Islam pun telah mengatur, sumber dana pembayaran gaji ASN diambil dari kas baitul mal. Apabila tidak mencukupi, bisa ditarik pajak yang bersifat temporer, berlaku hanya untuk kaum muslim yang laki-laki dan mampu, sampai terpenuhi sebatas yang dibutuhkan. 

Dalam sektor ekonomi, negara hanya membangun dan mengembangkan sektor riil baik di bidang pertanian dan kehutanan, kelautan, dan tambang serta meningkatkan volume perdagangan. 

Di sektor pertanian, di samping intensifikasi juga dilakukan ekstensifikasi, yaitu menambah luas area yang akan ditanami dan diserahkan kepada rakyat. Karena itu, para petani yang tidak memiliki lahan atau modal dapat mengerjakan lahan yang diberi oleh negara. Sebaliknya, negara dapat mengambil tanah yang telah ditelantarkan selama 3 tahun oleh pemiliknya untuk diberikan kepada yang lebih mampu mengelolanya. 

Dalam sektor industri, negara akan mengembangkan industri alat-alat (industri penghasil mesin) sehingga akan mendorong tumbuhnya industri-industri lain. 

Di sektor kelautan dan kehutanan serta pertambangan, negara akan mengelola sektor ini sebagai milik umum dan tidak akan menyerahkan pengelolaannya kepada swasta. 

Dari keempat sektor di atas, tentu banyak dibutuhkan tenaga kerja.
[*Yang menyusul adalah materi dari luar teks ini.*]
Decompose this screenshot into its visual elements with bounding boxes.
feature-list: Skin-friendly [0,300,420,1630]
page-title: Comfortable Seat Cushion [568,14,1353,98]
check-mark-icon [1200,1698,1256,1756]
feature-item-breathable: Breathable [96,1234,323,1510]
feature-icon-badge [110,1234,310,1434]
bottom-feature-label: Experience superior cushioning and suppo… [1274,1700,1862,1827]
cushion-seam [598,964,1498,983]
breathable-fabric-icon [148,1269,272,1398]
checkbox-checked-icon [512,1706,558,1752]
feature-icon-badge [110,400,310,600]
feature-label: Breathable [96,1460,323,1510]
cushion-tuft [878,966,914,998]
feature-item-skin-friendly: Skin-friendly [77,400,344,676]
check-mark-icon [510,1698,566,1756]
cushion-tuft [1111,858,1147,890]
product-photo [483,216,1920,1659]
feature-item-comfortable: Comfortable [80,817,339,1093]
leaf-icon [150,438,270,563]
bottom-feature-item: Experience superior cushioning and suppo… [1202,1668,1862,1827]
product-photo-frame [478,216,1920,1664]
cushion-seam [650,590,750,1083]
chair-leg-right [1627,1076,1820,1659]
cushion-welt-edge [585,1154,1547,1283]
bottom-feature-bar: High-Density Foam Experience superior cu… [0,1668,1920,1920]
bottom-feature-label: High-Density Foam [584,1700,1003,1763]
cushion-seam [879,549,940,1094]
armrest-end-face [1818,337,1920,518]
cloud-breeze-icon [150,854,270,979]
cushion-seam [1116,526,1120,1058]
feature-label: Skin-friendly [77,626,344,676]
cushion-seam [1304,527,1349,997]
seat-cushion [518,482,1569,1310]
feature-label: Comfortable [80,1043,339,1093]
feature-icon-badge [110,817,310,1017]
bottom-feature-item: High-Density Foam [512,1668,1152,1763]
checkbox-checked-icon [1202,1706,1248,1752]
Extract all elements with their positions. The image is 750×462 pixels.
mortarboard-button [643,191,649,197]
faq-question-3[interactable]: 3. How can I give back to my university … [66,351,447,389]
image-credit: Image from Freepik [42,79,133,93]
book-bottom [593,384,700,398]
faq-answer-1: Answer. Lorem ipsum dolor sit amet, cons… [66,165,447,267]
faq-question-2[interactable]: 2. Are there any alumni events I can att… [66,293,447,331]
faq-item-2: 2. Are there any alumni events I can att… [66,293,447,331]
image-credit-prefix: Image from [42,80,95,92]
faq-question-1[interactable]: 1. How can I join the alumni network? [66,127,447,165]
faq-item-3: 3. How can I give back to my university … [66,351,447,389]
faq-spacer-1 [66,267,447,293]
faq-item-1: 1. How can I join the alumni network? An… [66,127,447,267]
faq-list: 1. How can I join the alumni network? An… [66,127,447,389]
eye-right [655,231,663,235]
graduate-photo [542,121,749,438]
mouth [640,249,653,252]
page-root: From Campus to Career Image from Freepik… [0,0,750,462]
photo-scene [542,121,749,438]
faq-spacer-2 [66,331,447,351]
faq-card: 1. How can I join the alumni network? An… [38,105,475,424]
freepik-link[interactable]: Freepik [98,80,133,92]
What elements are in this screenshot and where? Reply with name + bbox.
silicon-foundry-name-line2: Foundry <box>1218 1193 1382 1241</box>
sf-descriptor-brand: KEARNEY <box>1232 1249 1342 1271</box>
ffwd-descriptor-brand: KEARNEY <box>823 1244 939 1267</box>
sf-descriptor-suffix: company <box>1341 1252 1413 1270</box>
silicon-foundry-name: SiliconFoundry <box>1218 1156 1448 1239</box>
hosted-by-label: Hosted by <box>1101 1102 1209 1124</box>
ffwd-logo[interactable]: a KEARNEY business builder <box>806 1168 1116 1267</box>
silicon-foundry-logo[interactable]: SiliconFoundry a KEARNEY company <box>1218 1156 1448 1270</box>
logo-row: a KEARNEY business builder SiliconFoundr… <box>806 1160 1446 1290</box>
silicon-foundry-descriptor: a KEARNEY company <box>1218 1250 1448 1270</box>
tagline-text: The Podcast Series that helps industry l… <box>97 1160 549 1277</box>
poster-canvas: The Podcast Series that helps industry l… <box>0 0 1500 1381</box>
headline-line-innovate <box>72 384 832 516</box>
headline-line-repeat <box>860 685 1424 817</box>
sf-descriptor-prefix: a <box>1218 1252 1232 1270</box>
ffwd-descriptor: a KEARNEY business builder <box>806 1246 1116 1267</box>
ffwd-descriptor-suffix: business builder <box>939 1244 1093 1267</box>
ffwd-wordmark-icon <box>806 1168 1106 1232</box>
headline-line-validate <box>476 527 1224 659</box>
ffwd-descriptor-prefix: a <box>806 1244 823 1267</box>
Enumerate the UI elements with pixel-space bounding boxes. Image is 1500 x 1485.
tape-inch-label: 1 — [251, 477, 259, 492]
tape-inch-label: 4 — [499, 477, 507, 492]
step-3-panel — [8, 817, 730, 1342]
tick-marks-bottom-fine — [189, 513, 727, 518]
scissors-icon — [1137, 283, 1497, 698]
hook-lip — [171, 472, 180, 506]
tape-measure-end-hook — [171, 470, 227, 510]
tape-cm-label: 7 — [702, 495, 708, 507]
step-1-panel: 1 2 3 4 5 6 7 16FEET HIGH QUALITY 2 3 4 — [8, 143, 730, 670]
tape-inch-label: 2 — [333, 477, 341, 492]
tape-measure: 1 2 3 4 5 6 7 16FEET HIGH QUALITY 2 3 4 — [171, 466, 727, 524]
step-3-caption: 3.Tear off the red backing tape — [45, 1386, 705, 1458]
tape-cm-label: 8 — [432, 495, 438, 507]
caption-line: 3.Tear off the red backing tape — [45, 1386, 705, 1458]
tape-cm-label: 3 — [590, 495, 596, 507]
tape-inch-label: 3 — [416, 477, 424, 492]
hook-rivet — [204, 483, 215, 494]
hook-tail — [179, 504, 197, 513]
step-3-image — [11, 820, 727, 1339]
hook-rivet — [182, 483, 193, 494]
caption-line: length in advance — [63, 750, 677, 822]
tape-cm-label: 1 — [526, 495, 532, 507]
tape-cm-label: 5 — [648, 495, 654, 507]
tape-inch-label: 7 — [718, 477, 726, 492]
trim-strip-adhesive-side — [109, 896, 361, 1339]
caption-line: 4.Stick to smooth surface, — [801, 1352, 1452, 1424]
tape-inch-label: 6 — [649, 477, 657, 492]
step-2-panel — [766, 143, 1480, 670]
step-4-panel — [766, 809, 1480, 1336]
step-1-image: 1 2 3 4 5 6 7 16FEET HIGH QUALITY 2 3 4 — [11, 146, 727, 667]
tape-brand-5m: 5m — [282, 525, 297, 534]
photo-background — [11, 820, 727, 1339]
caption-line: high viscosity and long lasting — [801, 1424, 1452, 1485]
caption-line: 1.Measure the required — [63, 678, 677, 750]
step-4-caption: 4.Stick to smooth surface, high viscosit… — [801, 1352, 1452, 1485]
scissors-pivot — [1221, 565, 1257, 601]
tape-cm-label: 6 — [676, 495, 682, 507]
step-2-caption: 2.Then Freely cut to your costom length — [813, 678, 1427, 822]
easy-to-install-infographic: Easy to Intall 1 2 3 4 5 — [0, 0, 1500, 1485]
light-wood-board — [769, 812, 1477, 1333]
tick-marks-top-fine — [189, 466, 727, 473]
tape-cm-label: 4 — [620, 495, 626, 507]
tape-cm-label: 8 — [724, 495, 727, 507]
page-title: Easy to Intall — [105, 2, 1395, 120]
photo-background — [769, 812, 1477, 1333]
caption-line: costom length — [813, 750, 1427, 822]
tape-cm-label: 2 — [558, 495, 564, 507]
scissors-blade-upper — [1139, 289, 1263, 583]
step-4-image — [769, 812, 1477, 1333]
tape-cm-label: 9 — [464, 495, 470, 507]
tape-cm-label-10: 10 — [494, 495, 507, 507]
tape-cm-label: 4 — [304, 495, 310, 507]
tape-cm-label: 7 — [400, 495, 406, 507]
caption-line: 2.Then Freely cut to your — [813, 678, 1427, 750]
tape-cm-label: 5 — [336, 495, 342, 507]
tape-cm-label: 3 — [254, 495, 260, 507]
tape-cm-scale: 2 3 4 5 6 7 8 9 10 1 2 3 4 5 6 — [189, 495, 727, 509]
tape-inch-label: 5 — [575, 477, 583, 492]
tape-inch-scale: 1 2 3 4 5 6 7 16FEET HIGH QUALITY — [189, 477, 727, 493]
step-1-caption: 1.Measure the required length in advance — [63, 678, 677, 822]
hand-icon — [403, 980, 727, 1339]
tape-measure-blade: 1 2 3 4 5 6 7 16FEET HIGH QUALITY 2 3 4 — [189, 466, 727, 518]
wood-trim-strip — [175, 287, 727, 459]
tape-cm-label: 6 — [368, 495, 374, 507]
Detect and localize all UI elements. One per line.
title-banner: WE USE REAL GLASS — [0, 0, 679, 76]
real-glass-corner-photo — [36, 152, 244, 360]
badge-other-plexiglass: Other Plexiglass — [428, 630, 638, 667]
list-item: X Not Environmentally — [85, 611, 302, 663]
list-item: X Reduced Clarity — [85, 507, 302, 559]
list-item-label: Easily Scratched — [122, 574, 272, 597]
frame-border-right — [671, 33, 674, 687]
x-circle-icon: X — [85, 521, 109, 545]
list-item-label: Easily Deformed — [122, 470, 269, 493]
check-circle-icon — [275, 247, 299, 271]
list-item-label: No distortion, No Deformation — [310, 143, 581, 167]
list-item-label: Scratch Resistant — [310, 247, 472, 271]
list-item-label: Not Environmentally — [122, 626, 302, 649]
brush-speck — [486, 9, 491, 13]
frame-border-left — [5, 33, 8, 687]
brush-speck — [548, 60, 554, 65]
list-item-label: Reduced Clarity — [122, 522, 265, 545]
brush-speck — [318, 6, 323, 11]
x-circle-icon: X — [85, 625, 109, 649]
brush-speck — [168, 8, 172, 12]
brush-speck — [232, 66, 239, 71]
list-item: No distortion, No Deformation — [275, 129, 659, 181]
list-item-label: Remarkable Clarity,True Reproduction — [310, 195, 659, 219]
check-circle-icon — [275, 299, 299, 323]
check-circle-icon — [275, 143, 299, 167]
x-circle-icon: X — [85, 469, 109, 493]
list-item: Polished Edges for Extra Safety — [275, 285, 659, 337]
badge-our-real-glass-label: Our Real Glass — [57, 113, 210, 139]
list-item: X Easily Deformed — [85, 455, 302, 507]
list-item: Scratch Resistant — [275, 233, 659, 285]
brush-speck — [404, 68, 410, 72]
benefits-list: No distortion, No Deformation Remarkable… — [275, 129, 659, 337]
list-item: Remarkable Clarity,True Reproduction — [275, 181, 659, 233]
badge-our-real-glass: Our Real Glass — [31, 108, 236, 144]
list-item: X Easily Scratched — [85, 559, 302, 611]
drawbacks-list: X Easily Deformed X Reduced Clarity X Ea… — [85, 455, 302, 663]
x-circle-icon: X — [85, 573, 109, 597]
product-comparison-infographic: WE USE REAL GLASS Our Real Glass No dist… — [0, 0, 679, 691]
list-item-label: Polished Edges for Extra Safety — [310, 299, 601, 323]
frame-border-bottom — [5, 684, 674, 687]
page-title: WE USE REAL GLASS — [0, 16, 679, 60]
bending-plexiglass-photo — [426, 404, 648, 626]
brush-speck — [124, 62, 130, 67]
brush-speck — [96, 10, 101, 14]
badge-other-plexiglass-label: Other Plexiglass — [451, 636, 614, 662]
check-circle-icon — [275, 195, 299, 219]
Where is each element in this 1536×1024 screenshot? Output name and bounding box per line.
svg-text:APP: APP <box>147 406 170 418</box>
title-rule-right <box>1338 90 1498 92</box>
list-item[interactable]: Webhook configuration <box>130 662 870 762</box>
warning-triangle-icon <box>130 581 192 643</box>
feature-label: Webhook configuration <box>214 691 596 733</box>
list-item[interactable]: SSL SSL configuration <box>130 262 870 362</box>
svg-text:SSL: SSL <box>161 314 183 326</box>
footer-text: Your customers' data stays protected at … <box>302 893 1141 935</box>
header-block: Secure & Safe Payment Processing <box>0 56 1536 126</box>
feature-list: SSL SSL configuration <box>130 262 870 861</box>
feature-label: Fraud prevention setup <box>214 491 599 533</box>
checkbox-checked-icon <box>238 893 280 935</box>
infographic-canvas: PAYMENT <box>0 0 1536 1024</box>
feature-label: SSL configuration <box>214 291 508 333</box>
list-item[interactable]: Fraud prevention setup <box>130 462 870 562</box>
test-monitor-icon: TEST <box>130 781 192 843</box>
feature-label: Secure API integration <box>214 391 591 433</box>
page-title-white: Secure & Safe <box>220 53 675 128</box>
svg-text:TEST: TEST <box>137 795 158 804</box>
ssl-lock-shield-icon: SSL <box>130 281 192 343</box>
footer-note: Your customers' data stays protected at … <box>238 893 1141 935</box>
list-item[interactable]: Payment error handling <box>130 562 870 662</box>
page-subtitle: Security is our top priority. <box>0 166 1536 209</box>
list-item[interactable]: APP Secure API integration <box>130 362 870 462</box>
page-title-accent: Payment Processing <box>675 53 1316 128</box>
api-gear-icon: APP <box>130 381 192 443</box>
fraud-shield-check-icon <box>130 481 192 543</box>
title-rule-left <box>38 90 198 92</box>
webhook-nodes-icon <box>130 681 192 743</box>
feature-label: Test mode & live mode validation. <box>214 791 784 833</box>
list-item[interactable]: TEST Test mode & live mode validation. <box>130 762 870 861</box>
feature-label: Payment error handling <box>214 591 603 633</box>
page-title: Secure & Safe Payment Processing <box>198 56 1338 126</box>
Masyarakat akan mudah dalam mendapatkan pekerjaan sehingga pengangguran akan dientaskan dan profesi ASN bukan lagi salah satu pekerjaan yang paling dicita-citakan untuk mendapat aneka jaminan hidup layak dan tunjangan hari tua. https://www.muslimahnews.com/2020/01/31/arogansi-rezim-kapitalis-anggap-rakyat-beban-negara/?utm_source=rss&utm_medium=rss&utm_campaign=arogansi-rezim-kapitalis-anggap-rakyat-beban-negara

Menciptakan lapangan kerja adalah kewajiban negara agar setiap orang yang mampu bekerja dapat memperoleh pekerjaan. Rasulullah SAW bersabda : “Seorang imam adalah pemelihara dan pengatur urusan (rakyat); ia akan diminta pertanggungjawabannya atas urusan rakyatnya.” (HR. al-Bukhari dan Muslim). Tetapi mungkinkah negara mampu dan benar-benar mengurusi rakyatnya dalam sistem yang diterapkan saat ini?